A 1-kilogram drone like the Karma falling from as little as 11 meters (around three stories) could kill even someone wearing a safety helmet, according to a calculator developed by the Dropped Object Prevention Scheme, which promotes safety in the oil and gas industry.
Parliament wants to set the threshold for drone registration at 250 grams, almost twice the weight of an iPhone 7. Drones weighing less than that would probably have to fall on someone wearing protective headgear from 40 meters (12 stories) or more to cause a fatality, according to the DROPS calculator — but a careless or irresponsible drone pilot wouldn’t need to kill someone to find themselves in trouble. Much shorter drops could cause injury or property damage.
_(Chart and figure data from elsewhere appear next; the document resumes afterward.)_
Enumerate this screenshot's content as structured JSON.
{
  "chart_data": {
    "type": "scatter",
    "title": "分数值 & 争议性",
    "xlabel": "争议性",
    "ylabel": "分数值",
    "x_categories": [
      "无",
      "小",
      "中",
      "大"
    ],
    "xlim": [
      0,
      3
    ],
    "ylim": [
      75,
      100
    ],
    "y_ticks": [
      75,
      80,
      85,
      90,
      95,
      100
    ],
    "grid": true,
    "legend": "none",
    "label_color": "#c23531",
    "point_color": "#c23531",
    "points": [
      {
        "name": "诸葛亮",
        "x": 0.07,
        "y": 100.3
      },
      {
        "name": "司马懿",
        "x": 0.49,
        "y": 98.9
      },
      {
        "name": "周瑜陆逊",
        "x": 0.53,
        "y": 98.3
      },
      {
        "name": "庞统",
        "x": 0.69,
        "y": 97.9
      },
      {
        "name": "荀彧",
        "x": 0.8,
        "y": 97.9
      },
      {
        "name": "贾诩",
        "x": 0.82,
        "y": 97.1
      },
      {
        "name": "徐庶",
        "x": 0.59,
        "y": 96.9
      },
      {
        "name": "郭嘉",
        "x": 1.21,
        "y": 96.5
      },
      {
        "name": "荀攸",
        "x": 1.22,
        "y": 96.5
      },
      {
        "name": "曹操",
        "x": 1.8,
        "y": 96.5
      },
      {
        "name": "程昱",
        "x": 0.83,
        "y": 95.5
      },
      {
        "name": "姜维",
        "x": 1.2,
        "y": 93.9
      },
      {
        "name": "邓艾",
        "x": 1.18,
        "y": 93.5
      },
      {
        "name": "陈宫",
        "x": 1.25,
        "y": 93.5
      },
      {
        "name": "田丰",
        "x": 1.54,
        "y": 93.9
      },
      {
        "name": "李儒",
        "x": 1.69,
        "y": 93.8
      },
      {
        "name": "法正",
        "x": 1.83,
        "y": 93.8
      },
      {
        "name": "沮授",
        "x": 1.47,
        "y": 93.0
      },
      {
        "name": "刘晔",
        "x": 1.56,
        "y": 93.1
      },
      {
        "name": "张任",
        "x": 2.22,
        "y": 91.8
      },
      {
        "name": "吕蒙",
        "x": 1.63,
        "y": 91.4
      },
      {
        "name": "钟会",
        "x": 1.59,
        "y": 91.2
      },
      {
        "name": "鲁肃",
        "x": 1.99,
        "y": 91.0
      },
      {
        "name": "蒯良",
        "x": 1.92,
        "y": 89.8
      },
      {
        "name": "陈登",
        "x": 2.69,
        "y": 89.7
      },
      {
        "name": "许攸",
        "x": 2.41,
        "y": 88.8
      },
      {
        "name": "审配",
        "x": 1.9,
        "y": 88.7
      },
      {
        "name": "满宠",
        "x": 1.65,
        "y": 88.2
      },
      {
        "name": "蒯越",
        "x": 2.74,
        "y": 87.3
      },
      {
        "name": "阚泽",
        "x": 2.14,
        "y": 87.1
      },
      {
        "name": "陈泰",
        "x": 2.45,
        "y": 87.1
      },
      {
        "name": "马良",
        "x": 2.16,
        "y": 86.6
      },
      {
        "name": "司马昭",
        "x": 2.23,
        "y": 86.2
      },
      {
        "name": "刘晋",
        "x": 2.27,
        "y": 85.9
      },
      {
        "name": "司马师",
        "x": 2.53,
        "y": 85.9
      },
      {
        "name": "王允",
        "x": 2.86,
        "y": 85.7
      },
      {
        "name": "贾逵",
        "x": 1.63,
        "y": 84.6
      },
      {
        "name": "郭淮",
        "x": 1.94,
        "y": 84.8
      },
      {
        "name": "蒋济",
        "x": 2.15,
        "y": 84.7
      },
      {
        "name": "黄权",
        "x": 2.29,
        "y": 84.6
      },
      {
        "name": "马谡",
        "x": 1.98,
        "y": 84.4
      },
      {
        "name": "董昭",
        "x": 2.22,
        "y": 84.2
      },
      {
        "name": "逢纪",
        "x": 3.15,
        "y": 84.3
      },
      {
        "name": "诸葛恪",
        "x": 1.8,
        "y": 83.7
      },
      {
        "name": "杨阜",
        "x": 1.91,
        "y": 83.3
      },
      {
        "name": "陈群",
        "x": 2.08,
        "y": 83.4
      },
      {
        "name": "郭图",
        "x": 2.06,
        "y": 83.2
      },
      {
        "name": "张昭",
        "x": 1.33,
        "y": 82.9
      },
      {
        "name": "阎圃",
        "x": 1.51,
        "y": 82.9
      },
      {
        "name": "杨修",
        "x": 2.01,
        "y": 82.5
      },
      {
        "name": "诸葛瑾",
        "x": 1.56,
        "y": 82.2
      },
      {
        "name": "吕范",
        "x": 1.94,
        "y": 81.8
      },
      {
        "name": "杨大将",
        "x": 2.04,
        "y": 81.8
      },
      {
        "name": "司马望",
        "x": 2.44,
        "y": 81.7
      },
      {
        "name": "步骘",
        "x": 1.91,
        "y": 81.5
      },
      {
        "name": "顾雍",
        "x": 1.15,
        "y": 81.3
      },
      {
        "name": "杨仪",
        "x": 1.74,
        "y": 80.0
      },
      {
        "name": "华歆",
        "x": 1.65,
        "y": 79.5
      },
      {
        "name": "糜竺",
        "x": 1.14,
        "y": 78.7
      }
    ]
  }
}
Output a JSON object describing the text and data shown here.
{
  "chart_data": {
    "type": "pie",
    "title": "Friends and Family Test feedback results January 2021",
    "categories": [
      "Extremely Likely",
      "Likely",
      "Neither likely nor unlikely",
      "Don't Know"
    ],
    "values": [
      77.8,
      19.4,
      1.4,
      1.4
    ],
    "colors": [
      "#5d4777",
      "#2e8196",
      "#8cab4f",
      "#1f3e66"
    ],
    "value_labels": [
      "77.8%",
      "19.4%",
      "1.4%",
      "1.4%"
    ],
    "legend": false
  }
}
Legislators are hoping to remove other risks with the regulations, including terrorism. They believe that requiring drones to be identifiable and registered will be sufficient to prevent their use in deliberate attacks.
The regulations, when they enter effect, will give additional powers to the EU’s executive body, the European Commission, to set rules on maximum operating altitudes and no-fly zones, and to require manufacturers to enforce such rules in drone software.
Parliament’s transport committee gave its support to the draft drone regulations as part of an update of the EU’s civil aviation safety rules, which apply only to aircraft weighing over 150 kg, whether piloted or not. Lighter craft are covered by national laws today.
Parliament must now reach agreement on a final draft with the European Council, which is composed of the heads of the states who currently legislate on drone use in the EU’s 28 member countries.
The Commission hopes that, by legislating to make European drones safer, it can boost to the continent’s aviation industry. It forecasts that the civil drone market will be worth about €15 billion (US$16.3 billion) annually within 10 years, and that it will employ around 150,000 Europeans within 25 years.